In late 2003, Aesco acquired a company in Massachusetts called Glynn Electronics, which is when Engle – who was retired at the time – became involved in the business. “I had known Bill for 30 years,” he says. “I was running a component distributor out of South Bend, Ind., so we were friendly competitors. He asked me to do the due diligence on Glynn Elec­tronics and then asked me to become president of the whole operation.”

Seven years later, Aesco has quadrupled its sales and continues to add value-added services to better serve clients in the healthcare, military, aerospace, telecommunications and semiconductor tooling markets.

Maintaining Flexibility

“As you get larger, you begin to worry a lot about efficiencies,” Engle notes. “One of our biggest fears is we’ll turn around and become a high-volume, low-mix organization. It’s a different profitability structure, and we’ve had to learn to do it that way if that’s how we want to compete against the larger companies. Our strength against them is our flexibility. Unlike our competitors, we understand that we do not have the wherewithal to buy product; we never had that problem because of our conservative financing. Because of that, we’ve been able to retain our core competencies and key individuals, and I think that served us well throughout this downturn.”

Through its low-volume, high-mix strategy, Aesco carries approximately 24,000 different part numbers and can have up to 12,000 different work or­ders on the floor at a particular time. “Our largest customers that have a high degree of components that go into their products, those are what I call source-controlled and/or sole source products,” Engle says. “They tell us, ‘You must buy this part from this supplier,’ so it gives us very little leverage in terms of finding alternatives.

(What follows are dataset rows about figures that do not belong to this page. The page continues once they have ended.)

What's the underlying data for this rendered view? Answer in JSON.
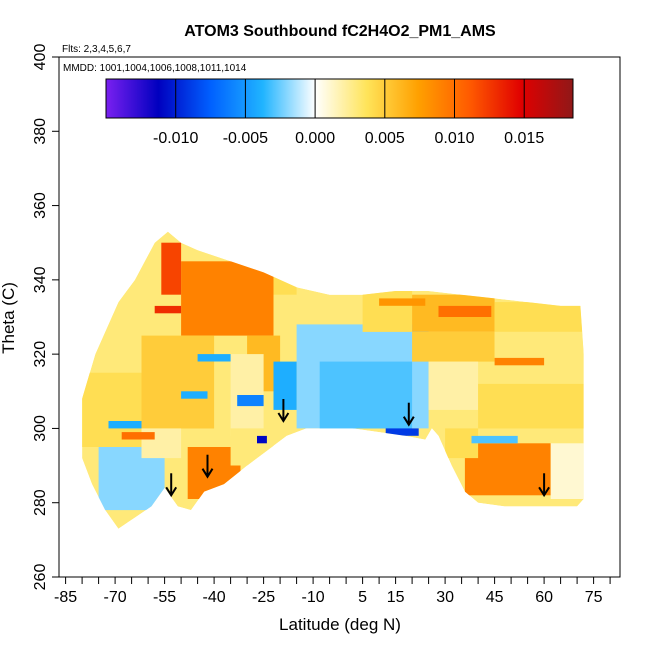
{
  "chart_data": {
    "type": "heatmap",
    "title": "ATOM3 Southbound fC2H4O2_PM1_AMS",
    "subtitle_flights": "Flts: 2,3,4,5,6,7",
    "subtitle_dates": "MMDD: 1001,1004,1006,1008,1011,1014",
    "xlabel": "Latitude (deg N)",
    "ylabel": "Theta (C)",
    "xlim": [
      -87,
      83
    ],
    "ylim": [
      260,
      400
    ],
    "x_ticks": [
      -85,
      -70,
      -55,
      -40,
      -25,
      -10,
      5,
      15,
      30,
      45,
      60,
      75
    ],
    "x_minor_ticks": [
      -80,
      -75,
      -65,
      -60,
      -50,
      -45,
      -35,
      -30,
      -20,
      -15,
      -5,
      0,
      10,
      20,
      25,
      35,
      40,
      50,
      55,
      65,
      70,
      80
    ],
    "y_ticks": [
      260,
      280,
      300,
      320,
      340,
      360,
      380,
      400
    ],
    "colorbar": {
      "range": [
        -0.015,
        0.0185
      ],
      "ticks": [
        -0.01,
        -0.005,
        0.0,
        0.005,
        0.01,
        0.015
      ],
      "tick_labels": [
        "-0.010",
        "-0.005",
        "0.000",
        "0.005",
        "0.010",
        "0.015"
      ],
      "colors": [
        "#7a20f0",
        "#0000bf",
        "#0060ff",
        "#20b4ff",
        "#ffffff",
        "#ffe45a",
        "#ffa000",
        "#ff5a00",
        "#e00000",
        "#901818"
      ]
    },
    "arrows": [
      {
        "lat": -53,
        "theta": 282
      },
      {
        "lat": -42,
        "theta": 287
      },
      {
        "lat": -19,
        "theta": 302
      },
      {
        "lat": 19,
        "theta": 301
      },
      {
        "lat": 60,
        "theta": 282
      }
    ],
    "coverage": {
      "bottom_boundary": [
        [
          -80,
          292
        ],
        [
          -77,
          285
        ],
        [
          -73,
          278
        ],
        [
          -69,
          273
        ],
        [
          -64,
          276
        ],
        [
          -59,
          279
        ],
        [
          -55,
          284
        ],
        [
          -51,
          279
        ],
        [
          -47,
          278
        ],
        [
          -43,
          283
        ],
        [
          -37,
          285
        ],
        [
          -30,
          290
        ],
        [
          -24,
          294
        ],
        [
          -18,
          298
        ],
        [
          -12,
          300
        ],
        [
          -5,
          300
        ],
        [
          2,
          300
        ],
        [
          10,
          299
        ],
        [
          18,
          298
        ],
        [
          24,
          297
        ],
        [
          26,
          300
        ],
        [
          28,
          298
        ],
        [
          32,
          290
        ],
        [
          36,
          283
        ],
        [
          40,
          280
        ],
        [
          48,
          279
        ],
        [
          56,
          279
        ],
        [
          64,
          279
        ],
        [
          70,
          279
        ],
        [
          72,
          281
        ]
      ],
      "top_boundary": [
        [
          -80,
          308
        ],
        [
          -76,
          320
        ],
        [
          -72,
          328
        ],
        [
          -69,
          334
        ],
        [
          -64,
          340
        ],
        [
          -61,
          345
        ],
        [
          -58,
          350
        ],
        [
          -54,
          353
        ],
        [
          -50,
          350
        ],
        [
          -45,
          348
        ],
        [
          -35,
          345
        ],
        [
          -25,
          342
        ],
        [
          -15,
          338
        ],
        [
          -5,
          336
        ],
        [
          5,
          336
        ],
        [
          15,
          337
        ],
        [
          25,
          337
        ],
        [
          35,
          336
        ],
        [
          45,
          335
        ],
        [
          55,
          334
        ],
        [
          65,
          333
        ],
        [
          71,
          333
        ],
        [
          72,
          320
        ],
        [
          72,
          300
        ]
      ]
    },
    "patches": [
      {
        "lat": [
          -50,
          -22
        ],
        "theta": [
          325,
          345
        ],
        "value": 0.009
      },
      {
        "lat": [
          -56,
          -50
        ],
        "theta": [
          336,
          350
        ],
        "value": 0.012
      },
      {
        "lat": [
          -30,
          -20
        ],
        "theta": [
          310,
          325
        ],
        "value": 0.006
      },
      {
        "lat": [
          -22,
          -15
        ],
        "theta": [
          336,
          342
        ],
        "value": 0.004
      },
      {
        "lat": [
          -15,
          25
        ],
        "theta": [
          300,
          328
        ],
        "value": -0.002
      },
      {
        "lat": [
          -8,
          20
        ],
        "theta": [
          300,
          318
        ],
        "value": -0.003
      },
      {
        "lat": [
          -35,
          -25
        ],
        "theta": [
          298,
          320
        ],
        "value": 0.002
      },
      {
        "lat": [
          -22,
          -15
        ],
        "theta": [
          305,
          318
        ],
        "value": -0.004
      },
      {
        "lat": [
          5,
          20
        ],
        "theta": [
          326,
          337
        ],
        "value": 0.004
      },
      {
        "lat": [
          20,
          45
        ],
        "theta": [
          326,
          336
        ],
        "value": 0.006
      },
      {
        "lat": [
          45,
          72
        ],
        "theta": [
          326,
          334
        ],
        "value": 0.004
      },
      {
        "lat": [
          28,
          44
        ],
        "theta": [
          330,
          333
        ],
        "value": 0.01
      },
      {
        "lat": [
          20,
          45
        ],
        "theta": [
          318,
          326
        ],
        "value": 0.005
      },
      {
        "lat": [
          45,
          72
        ],
        "theta": [
          312,
          326
        ],
        "value": 0.003
      },
      {
        "lat": [
          25,
          40
        ],
        "theta": [
          305,
          318
        ],
        "value": 0.002
      },
      {
        "lat": [
          40,
          72
        ],
        "theta": [
          300,
          312
        ],
        "value": 0.004
      },
      {
        "lat": [
          36,
          62
        ],
        "theta": [
          282,
          296
        ],
        "value": 0.009
      },
      {
        "lat": [
          30,
          40
        ],
        "theta": [
          292,
          300
        ],
        "value": 0.004
      },
      {
        "lat": [
          62,
          72
        ],
        "theta": [
          281,
          296
        ],
        "value": 0.001
      },
      {
        "lat": [
          -80,
          -62
        ],
        "theta": [
          295,
          315
        ],
        "value": 0.004
      },
      {
        "lat": [
          -75,
          -55
        ],
        "theta": [
          278,
          295
        ],
        "value": -0.002
      },
      {
        "lat": [
          -62,
          -40
        ],
        "theta": [
          300,
          325
        ],
        "value": 0.005
      },
      {
        "lat": [
          -48,
          -32
        ],
        "theta": [
          281,
          295
        ],
        "value": 0.009
      },
      {
        "lat": [
          -35,
          -22
        ],
        "theta": [
          290,
          300
        ],
        "value": 0.003
      },
      {
        "lat": [
          -62,
          -50
        ],
        "theta": [
          292,
          300
        ],
        "value": 0.002
      }
    ],
    "streaks": [
      {
        "lat": [
          -27,
          -24
        ],
        "theta": [
          296,
          298
        ],
        "value": -0.011
      },
      {
        "lat": [
          -33,
          -25
        ],
        "theta": [
          306,
          309
        ],
        "value": -0.006
      },
      {
        "lat": [
          12,
          22
        ],
        "theta": [
          298,
          300
        ],
        "value": -0.009
      },
      {
        "lat": [
          -58,
          -50
        ],
        "theta": [
          331,
          333
        ],
        "value": 0.013
      },
      {
        "lat": [
          10,
          24
        ],
        "theta": [
          333,
          335
        ],
        "value": 0.008
      },
      {
        "lat": [
          -68,
          -58
        ],
        "theta": [
          297,
          299
        ],
        "value": 0.01
      },
      {
        "lat": [
          -50,
          -42
        ],
        "theta": [
          308,
          310
        ],
        "value": -0.004
      },
      {
        "lat": [
          38,
          52
        ],
        "theta": [
          296,
          298
        ],
        "value": -0.003
      },
      {
        "lat": [
          -45,
          -35
        ],
        "theta": [
          318,
          320
        ],
        "value": -0.004
      },
      {
        "lat": [
          45,
          60
        ],
        "theta": [
          317,
          319
        ],
        "value": 0.009
      },
      {
        "lat": [
          -72,
          -62
        ],
        "theta": [
          300,
          302
        ],
        "value": -0.004
      }
    ]
  }
}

However, we’ll actively work with our customers – who are all in­t­er­ested in price reductions – and will be quick to point out if we have al­t­er­native sources that can save them money.”

What Lies Ahead

According to Engle, every one of Aesco’s 200-plus employees “live and breathe” quality. “We have some fairly demanding customers,” he notes. “You can’t be a strategic supplier to GE Healthcare and be slack on quality. Working with them and the folks at Varian Semiconductor has made us much stronger than we normally would be. If we can satisfy their quality requirements, we can satisfy just about anybody’s. We are blessed with a number of people who are very proud of what they do, and we have an excellent compliance manager that has lead us through our quality certifications.”

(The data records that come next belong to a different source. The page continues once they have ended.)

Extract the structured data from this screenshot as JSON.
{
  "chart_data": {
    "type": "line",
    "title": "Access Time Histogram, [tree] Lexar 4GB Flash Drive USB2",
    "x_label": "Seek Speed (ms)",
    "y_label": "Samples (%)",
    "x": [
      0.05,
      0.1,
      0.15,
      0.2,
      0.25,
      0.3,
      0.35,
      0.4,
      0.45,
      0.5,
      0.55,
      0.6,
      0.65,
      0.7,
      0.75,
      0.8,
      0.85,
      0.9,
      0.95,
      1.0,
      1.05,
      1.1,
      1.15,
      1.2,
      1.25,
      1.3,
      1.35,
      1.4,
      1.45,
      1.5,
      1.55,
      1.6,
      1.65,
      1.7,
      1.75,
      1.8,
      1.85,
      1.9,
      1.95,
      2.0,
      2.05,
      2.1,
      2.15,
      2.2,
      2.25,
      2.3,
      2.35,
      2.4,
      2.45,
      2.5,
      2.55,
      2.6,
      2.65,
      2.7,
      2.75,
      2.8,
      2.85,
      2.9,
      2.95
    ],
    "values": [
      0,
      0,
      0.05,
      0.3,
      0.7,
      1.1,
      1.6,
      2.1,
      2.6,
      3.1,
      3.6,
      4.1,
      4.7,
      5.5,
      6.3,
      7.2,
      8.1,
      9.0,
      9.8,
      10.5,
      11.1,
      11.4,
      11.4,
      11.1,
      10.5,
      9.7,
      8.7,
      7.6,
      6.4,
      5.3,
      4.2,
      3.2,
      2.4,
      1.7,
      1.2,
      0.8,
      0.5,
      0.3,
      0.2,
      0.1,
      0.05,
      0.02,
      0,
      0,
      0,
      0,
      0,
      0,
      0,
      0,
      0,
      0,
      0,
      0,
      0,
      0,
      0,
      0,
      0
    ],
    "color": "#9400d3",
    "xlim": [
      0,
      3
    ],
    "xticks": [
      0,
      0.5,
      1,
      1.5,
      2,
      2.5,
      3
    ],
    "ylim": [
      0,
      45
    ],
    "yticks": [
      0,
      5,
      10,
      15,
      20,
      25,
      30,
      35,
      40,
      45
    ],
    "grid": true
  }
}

Two recently added certifications in­clude ISO13485 and AS9100. “These will broaden the types of industries that we can compete in,” Engle says. “The most recent – the AS9100 – is the military, and we have a range of new prospects in the military that we are now compliant with. We’ve really left our East Coast operation in a static position since we bought it, so we are now increasing our sales staff out there. We’ve looked at a couple of ac­quisitions in the past two years and rejected them – we wouldn’t do anything just to gain market share. I’m toying with the idea of start-ups in either the Washington, D.C., corridor or a tad farther south, but it all depends on the customers we could acquire in that process.”